The internet is no longer a safe haven

I wonder why is it that we get an increase in these automated scrapers and attacks as of late (some few years); is there better (open-source?) technology that allows it? Is it because hosting infrastructure is cheaper also for the attackers? Both? Something else?

Maybe the long-term solution for such attacks is to hide most of the internet behind some kind of Proof of Work system/network, so that mostly humans get to access to our websites, not machines.

What's missing is effective international law enforcement. This is a legal problem first and foremost. As long as it's as easy as it is to get away with this stuff by just routing the traffic through a Russian or Singaporean node, it's going to keep happening. With international diplomacy going the way it has been, odds of that changing aren't fantastic.

The web is really stuck between a rock and a hard place when it comes to this. Proof of work helps website owners, but makes life harder for all discovery tools and search engines.

An independent standard for request signing and building some sort of reputation database for verified crawlers could be part of a solution, though that causes problems with websites feeding crawlers different content than users, an does nothing to fix the Sybil attack problem.

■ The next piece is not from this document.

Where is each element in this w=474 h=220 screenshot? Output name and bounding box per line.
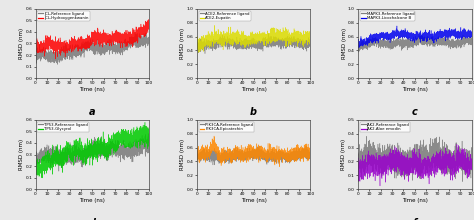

It's not necessarily going through a Russian or Singaporean node though, on the sites I'm responsible for, AWS, GCP, Azure are in the top 5 for attackers. It's just that they don't care _at all_ about that happening.

I don't think you need world-wide law-enforcement, it'll be a big step ahead if you make owners & operators liable. You can limit exposure so nobody gets absolutely ruined, but anyone running wordpress 4.2 and getting their VPS abused for attacks currently has 0 incentive to change anything unless their website goes down. Give them a penalty of a few hundred dollars and suddenly they do. To keep things simple, collect from the hosters, they can then charge their customers, and suddenly they'll be interested in it as well, because they don't want to deal with that.

The criminals are not held liable, and neither are their enablers. There's very little chance anything will change that way.

The big cloud provides needs to step up and take responsibility. I understand that it can't be to easy to do, but we really do need a way to contact e.g. AWS and tell them to shut of a costumer. I have no problem with someone scraping our websites, but I care that they don't do so responsibly, slow down when we start responding slower, don't assume that you can just go full throttle, crash our site, wait, and then do it again once we start responding again.

You're absolutely right: AWS, GCP, Azure and others, they do not care and especially AWS and GCP are massive enablers.

> we really do need a way to contact e.g. AWS and tell them to shut of a costumer.

You realize you just described the infrastructure for far worse abuse than a misconfigured scraper, right?